Competition#

Evaluation#

There are a series of Tests which become progressively more difficult. Within each Test, there are a series of Levels which increase the difficulty within the parameters of the Test. The Tests proceed until one of the following stopping criterion are met:

  • The percentage of missed deliveries, averaged over all Levels within a Test, exceeds a threshold of 30%.

  • An overall evaluation time limit of two hours is reached.

  • All tests are completed.

Scenarios#

Generative Models#

  • Map. We use a randomly generated environment as the basis for each episode. As bodies of water introduce constraints as to where airports may be placed, they can become an important factor in air routing problems. For this reason, we generate maps using Perlin noise, which is commonly used in the creation of procedurally generated games [12].

  • Airports. Airports are placed uniformly at random within the map. A pickup zone is placed on the left side of the map and indicates where cargo are generated, whereas a dropoff zone is defined on the right side of the map indicating where thc cargo must be dropped off.

  • Routes. Routes are generated based on the maximum range of aircraft. All routes are bidirectional. To limit the degree of the route network only a subset of possible routes are placed. Two airplane types are defined, one of which is a slower long-range aircraft with larger cargo carrying capacity, and the other of which is a short-range aircraft with a smaller capacity. The long-range aircraft is limited in its ability to land at airports in the small pickup and dropoff zones. Meanwhile, short-range aircraft are only able to travel within the zone and to airports adjacent to the zones. In general, this means that cargo cannot be delivered by one airplane: a successful delivery can require that the cargo be loaded on up to three airplanes.

  • Cargo. Cargo are generated in the dropoff zone uniformly at random. The delivery deadlines are scaled in relation to the shortest path between its location and destination, as well as average shortest path distances between all airports (to account for pickup time).

  • Dynamic Events.

    • Routes are randomly taken offline according to a Poisson process. The duration that the route is offline is generated uniformly at random within a given range. This range will vary for different routes The agent is able to observe both the expected duration for each route, as well as the end time of the event once it goes offline. See Table 7

    • New cargo is generated during the episode according to a Poisson process.

Scoring#

First, we assign an episode score. We use a large weight \(\missedcoeff\) to give missed deliveries the largest penalty, and then give a smaller penalty to lateness using a smaller weight \(\latenesscoeff\). Flight cost is penalized by \(\totalflightcostcoeff\). Then, the objective is to minimize the episode score

(6)#\[\episodescore = \missedcoeff * \missed + \latenesscoeff * \scaledlateness + \totalflightcostcoeff * \scaledflightcost\]

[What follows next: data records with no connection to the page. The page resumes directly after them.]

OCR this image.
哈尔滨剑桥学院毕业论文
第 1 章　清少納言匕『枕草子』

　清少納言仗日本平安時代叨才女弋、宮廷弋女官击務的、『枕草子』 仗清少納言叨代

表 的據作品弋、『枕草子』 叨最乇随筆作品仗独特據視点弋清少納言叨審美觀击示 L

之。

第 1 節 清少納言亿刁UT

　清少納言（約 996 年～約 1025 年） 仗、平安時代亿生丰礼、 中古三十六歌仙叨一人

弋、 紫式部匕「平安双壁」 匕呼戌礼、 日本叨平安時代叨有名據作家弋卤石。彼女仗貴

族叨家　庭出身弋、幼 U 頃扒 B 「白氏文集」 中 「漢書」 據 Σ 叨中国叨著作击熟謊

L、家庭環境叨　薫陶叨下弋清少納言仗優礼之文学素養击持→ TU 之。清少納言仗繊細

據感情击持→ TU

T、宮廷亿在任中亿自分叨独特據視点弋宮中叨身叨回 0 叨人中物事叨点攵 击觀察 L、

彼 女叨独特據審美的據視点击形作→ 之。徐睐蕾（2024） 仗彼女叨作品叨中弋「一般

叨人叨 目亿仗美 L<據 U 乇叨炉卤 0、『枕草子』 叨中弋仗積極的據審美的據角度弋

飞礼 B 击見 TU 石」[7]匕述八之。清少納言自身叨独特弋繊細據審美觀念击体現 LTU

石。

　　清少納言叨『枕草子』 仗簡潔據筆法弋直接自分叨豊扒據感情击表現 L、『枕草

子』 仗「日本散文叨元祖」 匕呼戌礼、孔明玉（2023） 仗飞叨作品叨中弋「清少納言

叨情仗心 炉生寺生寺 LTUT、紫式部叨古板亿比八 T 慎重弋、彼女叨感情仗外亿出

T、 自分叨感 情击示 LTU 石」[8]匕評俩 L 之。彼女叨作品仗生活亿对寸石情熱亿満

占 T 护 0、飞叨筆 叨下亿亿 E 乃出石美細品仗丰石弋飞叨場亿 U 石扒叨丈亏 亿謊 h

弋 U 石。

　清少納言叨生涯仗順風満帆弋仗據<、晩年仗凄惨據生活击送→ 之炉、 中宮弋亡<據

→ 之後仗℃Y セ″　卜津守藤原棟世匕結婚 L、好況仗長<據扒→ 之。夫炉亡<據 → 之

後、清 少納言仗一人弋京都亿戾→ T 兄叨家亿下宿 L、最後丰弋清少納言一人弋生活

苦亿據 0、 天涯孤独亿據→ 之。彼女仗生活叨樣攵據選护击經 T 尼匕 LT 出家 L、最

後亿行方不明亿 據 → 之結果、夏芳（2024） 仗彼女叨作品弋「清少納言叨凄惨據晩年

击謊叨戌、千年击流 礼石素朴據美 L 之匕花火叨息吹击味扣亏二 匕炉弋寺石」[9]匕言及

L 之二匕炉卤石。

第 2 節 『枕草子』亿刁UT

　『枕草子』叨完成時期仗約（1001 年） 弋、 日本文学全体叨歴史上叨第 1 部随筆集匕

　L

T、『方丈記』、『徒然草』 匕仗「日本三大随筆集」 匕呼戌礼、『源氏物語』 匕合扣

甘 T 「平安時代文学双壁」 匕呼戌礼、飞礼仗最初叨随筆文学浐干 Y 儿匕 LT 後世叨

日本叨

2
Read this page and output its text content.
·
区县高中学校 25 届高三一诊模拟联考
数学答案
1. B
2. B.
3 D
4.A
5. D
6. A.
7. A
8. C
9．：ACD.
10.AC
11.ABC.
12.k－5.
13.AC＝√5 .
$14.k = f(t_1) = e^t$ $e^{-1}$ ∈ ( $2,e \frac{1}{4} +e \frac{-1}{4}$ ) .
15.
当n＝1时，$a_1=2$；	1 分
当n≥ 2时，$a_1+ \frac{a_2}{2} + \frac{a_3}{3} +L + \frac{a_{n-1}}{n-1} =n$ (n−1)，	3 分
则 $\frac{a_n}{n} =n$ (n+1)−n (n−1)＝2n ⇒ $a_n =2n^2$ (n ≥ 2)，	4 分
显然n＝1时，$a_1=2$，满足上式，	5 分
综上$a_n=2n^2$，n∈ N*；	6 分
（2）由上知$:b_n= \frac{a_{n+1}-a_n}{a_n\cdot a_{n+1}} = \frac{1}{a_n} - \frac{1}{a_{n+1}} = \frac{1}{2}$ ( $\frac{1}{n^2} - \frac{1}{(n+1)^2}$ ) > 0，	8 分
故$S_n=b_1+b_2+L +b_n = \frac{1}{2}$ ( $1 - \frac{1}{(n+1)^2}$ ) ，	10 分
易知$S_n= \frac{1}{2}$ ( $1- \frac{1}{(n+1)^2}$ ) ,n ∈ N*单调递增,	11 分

To determine an overall score for the submission, we find it useful to normalized against baseline scores and produce a score that increases with improved performance. For each scenario, we calculate episode scores \(\randomscore\) and \(\baselinescore\) for the Random Agent and “shortest path” baseline algorithm, respectively. Then given a episode score for a solution, we calculate a normalized score as

\[\normalizedescore = \frac{\randomscore - \episodescore} {\randomscore - BaselineScore}\]

A solution will receive a normalized score of 0 if it only performs as well as a random agent, and will receive a score of 1 if it performs as well as a simple “shortest path” baseline algorithm. Scores greater than 1 indicate that the algorithm is exceeding the performance of the baselines. Note that it is possible to obtain negative normalized scores if the agent performs worse than the random agent.

Finally, An overall score is calculated by summing the normalized score over all tests/levels.

\[\overallscore = \sum_{i = 1}^\textrm{# of completed tests} \sum_{\textrm{levels in test } i} \normalizedescore(i)\]

Time Limits#

We impose a time limit on the algorithm for each time step (10 seconds), allowing extra time during the first step for pre-planning (10 minutes). We will ignore any action for a step where a timeout occurs (proceeding to operate based on the previous action). Subsequent steps will proceed normally.

An overall time limit of 2 hours will be placed on each submission run. If the evaluation on the entire scenario set exceeds this time, the evaluation will be halted. The score will be calculated based on the tests run up to that point.